The answer would have to be no in today's English. However the noun ache used to be pronounced /eitʃ/, like the letter H, contrary to the verb to ache that had a /k/ consonantal sound. The OED remarks on it:

Old English æce is a primary derivation of the verb ac-an to ache /eik/, in which, as in parallel forms, the c /k/ was palatalized to ch /tʃ/, while in the verb it remained /k/; cf. makematch; bakebatch; wakewatch; breakbreach; speakspeech; stickstitch.

Occasional early instances of ake as noun are northern, in which dialect c /k/ was not palatalized, cf. make = match, steik = stitch, kirk = church.

In the 17th century the noun was still atche /ɑːtʃ, ɛːtʃ/, plural atch-es /ɑːtʃɪz, ɛːtʃɪz/, but about 1700 it began to be confused with the verb as /ɛːk/. The spelling of the latter has in turn been changed to ache, so that though both verb and noun are now really ake, both are in current spelling written ache. The former pronunciation survives in the dialectal eddage = head-ache.

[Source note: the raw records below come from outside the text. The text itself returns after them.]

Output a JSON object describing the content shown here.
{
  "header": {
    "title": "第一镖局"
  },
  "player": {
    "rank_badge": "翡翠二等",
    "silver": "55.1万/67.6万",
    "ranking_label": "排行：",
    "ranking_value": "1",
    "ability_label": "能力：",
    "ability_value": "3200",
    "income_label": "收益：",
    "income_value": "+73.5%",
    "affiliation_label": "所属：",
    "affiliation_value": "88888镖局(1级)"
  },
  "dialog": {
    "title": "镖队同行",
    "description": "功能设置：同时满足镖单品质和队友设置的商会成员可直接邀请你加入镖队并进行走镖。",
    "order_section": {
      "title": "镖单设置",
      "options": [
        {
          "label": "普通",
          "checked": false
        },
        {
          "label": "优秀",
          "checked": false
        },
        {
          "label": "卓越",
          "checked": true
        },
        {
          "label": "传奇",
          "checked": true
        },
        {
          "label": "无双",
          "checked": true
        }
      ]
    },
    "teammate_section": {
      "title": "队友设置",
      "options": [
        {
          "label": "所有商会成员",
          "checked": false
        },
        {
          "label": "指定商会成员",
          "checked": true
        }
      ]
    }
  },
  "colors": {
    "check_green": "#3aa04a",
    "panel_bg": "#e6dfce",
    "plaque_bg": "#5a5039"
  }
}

The ‘O.P.’ rioters, ignorant of the Shaksperian distinction of ache /eik/ (verb) and ache /eitʃ/ (noun), ridiculed the stage pronunciation of the noun by giving it to the verb in ‘John Kemble's head aitches’.

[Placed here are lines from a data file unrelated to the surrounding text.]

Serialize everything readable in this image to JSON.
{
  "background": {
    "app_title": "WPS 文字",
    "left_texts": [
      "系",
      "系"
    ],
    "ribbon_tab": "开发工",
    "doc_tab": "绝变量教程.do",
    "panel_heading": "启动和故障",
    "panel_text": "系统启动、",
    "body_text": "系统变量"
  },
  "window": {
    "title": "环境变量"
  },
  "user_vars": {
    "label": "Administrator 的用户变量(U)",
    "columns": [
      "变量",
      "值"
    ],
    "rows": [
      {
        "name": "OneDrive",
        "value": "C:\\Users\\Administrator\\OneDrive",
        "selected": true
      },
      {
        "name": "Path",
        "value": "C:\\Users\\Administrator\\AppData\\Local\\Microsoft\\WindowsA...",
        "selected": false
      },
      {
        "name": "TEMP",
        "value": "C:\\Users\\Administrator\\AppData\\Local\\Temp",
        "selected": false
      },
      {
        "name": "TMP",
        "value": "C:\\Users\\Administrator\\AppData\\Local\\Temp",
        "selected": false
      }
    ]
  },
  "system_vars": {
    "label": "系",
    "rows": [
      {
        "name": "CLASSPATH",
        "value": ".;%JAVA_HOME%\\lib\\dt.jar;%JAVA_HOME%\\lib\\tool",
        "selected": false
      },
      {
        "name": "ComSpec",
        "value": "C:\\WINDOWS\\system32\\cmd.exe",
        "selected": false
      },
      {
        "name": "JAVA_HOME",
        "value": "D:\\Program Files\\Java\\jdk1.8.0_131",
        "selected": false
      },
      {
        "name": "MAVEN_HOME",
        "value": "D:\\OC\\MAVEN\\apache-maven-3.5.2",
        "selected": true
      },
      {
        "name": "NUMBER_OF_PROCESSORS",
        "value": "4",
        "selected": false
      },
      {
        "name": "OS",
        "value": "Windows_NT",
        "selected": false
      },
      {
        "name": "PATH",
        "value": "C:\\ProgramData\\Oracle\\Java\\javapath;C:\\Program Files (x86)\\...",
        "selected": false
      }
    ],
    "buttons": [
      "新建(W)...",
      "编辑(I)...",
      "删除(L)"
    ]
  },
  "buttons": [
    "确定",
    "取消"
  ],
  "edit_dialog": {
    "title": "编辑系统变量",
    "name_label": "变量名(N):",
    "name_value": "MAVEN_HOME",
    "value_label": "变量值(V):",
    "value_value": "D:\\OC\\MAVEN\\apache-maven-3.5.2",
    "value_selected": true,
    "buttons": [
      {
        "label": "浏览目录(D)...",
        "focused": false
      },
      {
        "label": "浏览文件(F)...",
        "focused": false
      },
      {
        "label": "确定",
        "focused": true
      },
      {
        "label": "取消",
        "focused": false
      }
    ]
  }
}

For the O. P. riots, see https://en.wikipedia.org/wiki/Old_Price_Riots

Shakespeare plays on the fact that H and ache were pronounced the same in Much Ado about Nothing (Act III, Scene IV):

Beatrice: 'Tis almost five o'clock, cousin, 'tis time you were ready. By my troth, I am exceedingly ill, heigh-ho!

Margaret: For a hawk, a horse, or a husband?

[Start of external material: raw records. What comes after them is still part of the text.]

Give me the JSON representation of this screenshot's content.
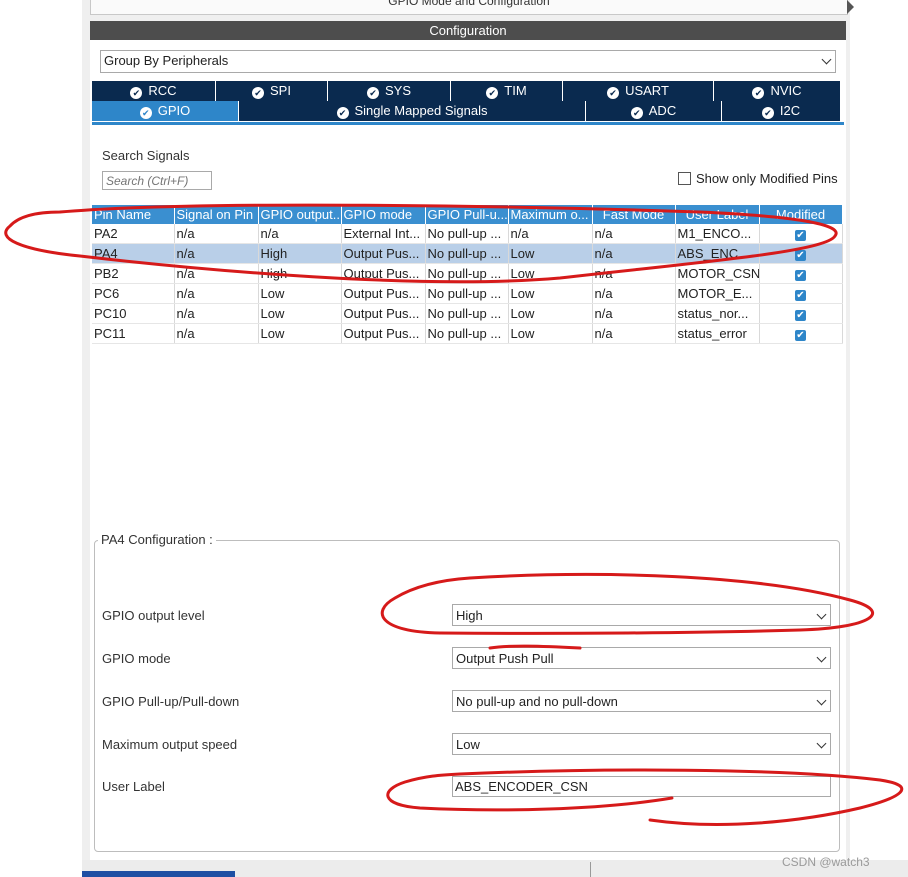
{
  "top_panel": {
    "title": "GPIO Mode and Configuration"
  },
  "config_header": "Configuration",
  "group_by": {
    "value": "Group By Peripherals"
  },
  "tabs_row1": [
    "RCC",
    "SPI",
    "SYS",
    "TIM",
    "USART",
    "NVIC"
  ],
  "tabs_row2": [
    "GPIO",
    "Single Mapped Signals",
    "ADC",
    "I2C"
  ],
  "active_tab": "GPIO",
  "search": {
    "label": "Search Signals",
    "placeholder": "Search (Ctrl+F)"
  },
  "show_modified": "Show only Modified Pins",
  "table": {
    "headers": [
      "Pin Name",
      "Signal on Pin",
      "GPIO output...",
      "GPIO mode",
      "GPIO Pull-u...",
      "Maximum o...",
      "Fast Mode",
      "User Label",
      "Modified"
    ],
    "rows": [
      [
        "PA2",
        "n/a",
        "n/a",
        "External Int...",
        "No pull-up ...",
        "n/a",
        "n/a",
        "M1_ENCO..."
      ],
      [
        "PA4",
        "n/a",
        "High",
        "Output Pus...",
        "No pull-up ...",
        "Low",
        "n/a",
        "ABS_ENC..."
      ],
      [
        "PB2",
        "n/a",
        "High",
        "Output Pus...",
        "No pull-up ...",
        "Low",
        "n/a",
        "MOTOR_CSN"
      ],
      [
        "PC6",
        "n/a",
        "Low",
        "Output Pus...",
        "No pull-up ...",
        "Low",
        "n/a",
        "MOTOR_E..."
      ],
      [
        "PC10",
        "n/a",
        "Low",
        "Output Pus...",
        "No pull-up ...",
        "Low",
        "n/a",
        "status_nor..."
      ],
      [
        "PC11",
        "n/a",
        "Low",
        "Output Pus...",
        "No pull-up ...",
        "Low",
        "n/a",
        "status_error"
      ]
    ],
    "selected_row": "PA4"
  },
  "pin_config": {
    "title": "PA4 Configuration :",
    "output_level_label": "GPIO output level",
    "output_level_value": "High",
    "mode_label": "GPIO mode",
    "mode_value": "Output Push Pull",
    "pull_label": "GPIO Pull-up/Pull-down",
    "pull_value": "No pull-up and no pull-down",
    "speed_label": "Maximum output speed",
    "speed_value": "Low",
    "user_label_label": "User Label",
    "user_label_value": "ABS_ENCODER_CSN"
  },
  "watermark": "CSDN @watch3",
  "colors": {
    "tab_dark": "#0a2a4f",
    "tab_active": "#2e86c9",
    "table_header": "#3a8fd0",
    "selected_row": "#b9cfe8",
    "annotation": "#d61a1a"
  }
}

Beatrice: For the letter that begins them all, H.

A further example is taken from John Heywood's Hundred Epigrammes (1550), the 59th of which is about the letter H and works only if there is an identity of sound with the noun ache:

'H' is worst among letters in the cross row,

For if thou find him other in thine elbow,

In thine arme, or leg — in any degree —

In thy head, or teeth, in thy toe or knee,

Into what place soever 'H' may pike him,

Wherever thou find ache, thou shalt not like him.

Mention should also be made of the aitch-bone /ˈeɪtʃˌbəʊn/, defined in the OED as follows:

The bone of the buttock or rump; the cut of beef lying over this bone.